Cet oeil pinéal, comme l’appelle les savants en raison de sa forme en pomme de pin, est logé dans un trou de la voûte cranienne et recouvert seulement par la peau qui est, à cet endroit, amincie et translucide. Sans aucun doute, cet organe est fonctionnel. S’il ne voit pas nettement, du moinds est-il capable de faire apprécier à son possesseur les variations de lumière et d’obscurité, d’insolation, de température, etc. (…)

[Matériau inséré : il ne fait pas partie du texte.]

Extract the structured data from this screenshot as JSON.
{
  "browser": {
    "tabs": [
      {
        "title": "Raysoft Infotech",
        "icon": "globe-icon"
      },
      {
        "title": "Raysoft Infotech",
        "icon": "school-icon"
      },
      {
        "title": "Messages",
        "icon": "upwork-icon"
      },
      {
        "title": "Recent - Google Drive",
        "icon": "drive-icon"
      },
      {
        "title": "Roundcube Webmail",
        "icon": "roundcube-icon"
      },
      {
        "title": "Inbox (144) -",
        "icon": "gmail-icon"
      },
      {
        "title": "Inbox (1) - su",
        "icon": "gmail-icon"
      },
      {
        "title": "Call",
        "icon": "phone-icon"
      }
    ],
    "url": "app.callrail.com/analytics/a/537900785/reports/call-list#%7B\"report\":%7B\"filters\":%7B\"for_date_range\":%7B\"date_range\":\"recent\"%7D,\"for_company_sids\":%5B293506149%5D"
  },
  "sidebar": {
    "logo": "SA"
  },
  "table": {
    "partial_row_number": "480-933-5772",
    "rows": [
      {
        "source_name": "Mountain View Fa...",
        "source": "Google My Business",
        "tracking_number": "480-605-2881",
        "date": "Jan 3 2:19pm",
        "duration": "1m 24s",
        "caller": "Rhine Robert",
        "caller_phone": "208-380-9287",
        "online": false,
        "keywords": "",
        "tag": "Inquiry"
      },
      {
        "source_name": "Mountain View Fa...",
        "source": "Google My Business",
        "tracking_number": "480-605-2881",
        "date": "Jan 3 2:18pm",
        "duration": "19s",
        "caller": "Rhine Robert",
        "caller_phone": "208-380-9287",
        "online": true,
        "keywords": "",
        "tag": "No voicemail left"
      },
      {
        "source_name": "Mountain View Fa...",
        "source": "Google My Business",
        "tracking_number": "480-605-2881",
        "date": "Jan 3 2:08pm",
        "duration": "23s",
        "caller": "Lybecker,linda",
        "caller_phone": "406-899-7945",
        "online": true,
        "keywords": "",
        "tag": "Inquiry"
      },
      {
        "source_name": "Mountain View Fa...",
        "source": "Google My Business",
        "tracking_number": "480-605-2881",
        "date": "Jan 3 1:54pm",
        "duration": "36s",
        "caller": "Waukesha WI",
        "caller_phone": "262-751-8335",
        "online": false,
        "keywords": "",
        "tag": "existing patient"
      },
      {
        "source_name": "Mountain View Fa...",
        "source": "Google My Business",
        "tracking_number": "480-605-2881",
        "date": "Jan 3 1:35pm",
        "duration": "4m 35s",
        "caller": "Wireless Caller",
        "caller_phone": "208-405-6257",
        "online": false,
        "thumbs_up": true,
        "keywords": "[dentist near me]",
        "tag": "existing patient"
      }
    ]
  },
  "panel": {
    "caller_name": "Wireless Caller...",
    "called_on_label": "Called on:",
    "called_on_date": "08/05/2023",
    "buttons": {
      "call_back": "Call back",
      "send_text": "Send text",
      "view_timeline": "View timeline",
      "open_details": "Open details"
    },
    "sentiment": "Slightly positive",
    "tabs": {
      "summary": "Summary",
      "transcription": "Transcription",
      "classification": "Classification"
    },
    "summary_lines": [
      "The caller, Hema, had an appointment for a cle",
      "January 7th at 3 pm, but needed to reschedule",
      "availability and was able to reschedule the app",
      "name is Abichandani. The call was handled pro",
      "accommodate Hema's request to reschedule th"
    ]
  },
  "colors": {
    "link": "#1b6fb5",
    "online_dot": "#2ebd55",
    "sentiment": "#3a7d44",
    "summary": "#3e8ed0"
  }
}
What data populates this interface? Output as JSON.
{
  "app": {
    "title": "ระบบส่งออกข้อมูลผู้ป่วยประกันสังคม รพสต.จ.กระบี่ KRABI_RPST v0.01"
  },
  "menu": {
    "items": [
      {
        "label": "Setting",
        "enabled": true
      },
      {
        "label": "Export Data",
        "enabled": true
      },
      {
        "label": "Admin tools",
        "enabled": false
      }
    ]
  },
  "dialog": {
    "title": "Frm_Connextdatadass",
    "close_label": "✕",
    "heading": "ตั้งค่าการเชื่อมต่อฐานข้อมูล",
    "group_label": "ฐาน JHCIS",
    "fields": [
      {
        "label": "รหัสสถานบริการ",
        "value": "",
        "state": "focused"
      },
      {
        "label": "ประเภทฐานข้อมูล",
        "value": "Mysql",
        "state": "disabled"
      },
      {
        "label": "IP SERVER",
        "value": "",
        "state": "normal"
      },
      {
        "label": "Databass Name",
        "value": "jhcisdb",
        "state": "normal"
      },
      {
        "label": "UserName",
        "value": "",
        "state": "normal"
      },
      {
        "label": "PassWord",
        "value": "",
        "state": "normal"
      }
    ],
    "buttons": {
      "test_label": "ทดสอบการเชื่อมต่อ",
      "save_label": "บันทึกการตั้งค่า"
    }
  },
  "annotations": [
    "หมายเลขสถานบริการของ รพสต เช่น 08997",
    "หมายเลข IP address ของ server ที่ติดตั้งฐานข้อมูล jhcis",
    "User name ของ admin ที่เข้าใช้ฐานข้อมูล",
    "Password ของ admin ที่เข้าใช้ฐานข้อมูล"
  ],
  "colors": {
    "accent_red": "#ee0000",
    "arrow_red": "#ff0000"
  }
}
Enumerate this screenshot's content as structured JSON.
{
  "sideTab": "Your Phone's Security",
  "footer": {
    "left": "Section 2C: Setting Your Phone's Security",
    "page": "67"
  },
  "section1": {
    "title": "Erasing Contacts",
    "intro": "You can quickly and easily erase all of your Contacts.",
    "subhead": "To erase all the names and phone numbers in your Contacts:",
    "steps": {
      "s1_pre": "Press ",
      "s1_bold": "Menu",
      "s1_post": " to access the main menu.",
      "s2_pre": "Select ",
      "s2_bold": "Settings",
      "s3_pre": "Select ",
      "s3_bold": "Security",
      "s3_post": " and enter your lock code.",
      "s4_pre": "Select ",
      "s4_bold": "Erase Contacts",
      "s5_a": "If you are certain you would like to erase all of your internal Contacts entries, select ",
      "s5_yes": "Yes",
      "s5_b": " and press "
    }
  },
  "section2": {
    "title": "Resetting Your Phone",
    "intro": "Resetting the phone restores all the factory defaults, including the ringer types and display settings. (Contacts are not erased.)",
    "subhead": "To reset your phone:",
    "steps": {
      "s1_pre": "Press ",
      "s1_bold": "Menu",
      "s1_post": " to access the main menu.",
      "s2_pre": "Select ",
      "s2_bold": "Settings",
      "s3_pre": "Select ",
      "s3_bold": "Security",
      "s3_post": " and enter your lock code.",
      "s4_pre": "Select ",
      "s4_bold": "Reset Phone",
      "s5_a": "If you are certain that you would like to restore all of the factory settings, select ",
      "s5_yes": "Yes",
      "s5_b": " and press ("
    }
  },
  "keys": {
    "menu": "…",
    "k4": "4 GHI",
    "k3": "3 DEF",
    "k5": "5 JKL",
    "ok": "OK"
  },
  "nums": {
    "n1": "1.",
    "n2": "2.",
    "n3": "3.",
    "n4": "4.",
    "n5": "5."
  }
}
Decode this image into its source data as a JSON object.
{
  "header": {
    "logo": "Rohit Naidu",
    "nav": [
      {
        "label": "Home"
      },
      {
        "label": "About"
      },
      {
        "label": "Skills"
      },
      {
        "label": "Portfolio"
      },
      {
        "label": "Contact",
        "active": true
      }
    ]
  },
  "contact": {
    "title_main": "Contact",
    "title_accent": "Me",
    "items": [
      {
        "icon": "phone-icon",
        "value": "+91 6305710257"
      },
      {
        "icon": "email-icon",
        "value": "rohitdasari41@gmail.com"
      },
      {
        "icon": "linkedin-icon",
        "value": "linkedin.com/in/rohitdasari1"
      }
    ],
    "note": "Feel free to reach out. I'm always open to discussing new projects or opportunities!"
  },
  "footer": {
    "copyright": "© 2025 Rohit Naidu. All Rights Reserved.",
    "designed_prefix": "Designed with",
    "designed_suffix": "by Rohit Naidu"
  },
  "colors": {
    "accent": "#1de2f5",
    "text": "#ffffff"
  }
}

L’intérêt si particulier de l’iguane, du caméléon, du lézard ocellé et surtout du sphénodon est d’avoir un oeil pinéal plus développé que celui d’aucun autre animal actuel. (…)

Mais il se peut que l’épiphyse, comme l’indique son nom de glande pinéale, ne soit qu’une glande à sécrétion interne. Diverses expériences, faites sur les oiseaux, semble établir qu’elle retarde le développement le génital et agit donc en sens inverse de l’hypophyse.»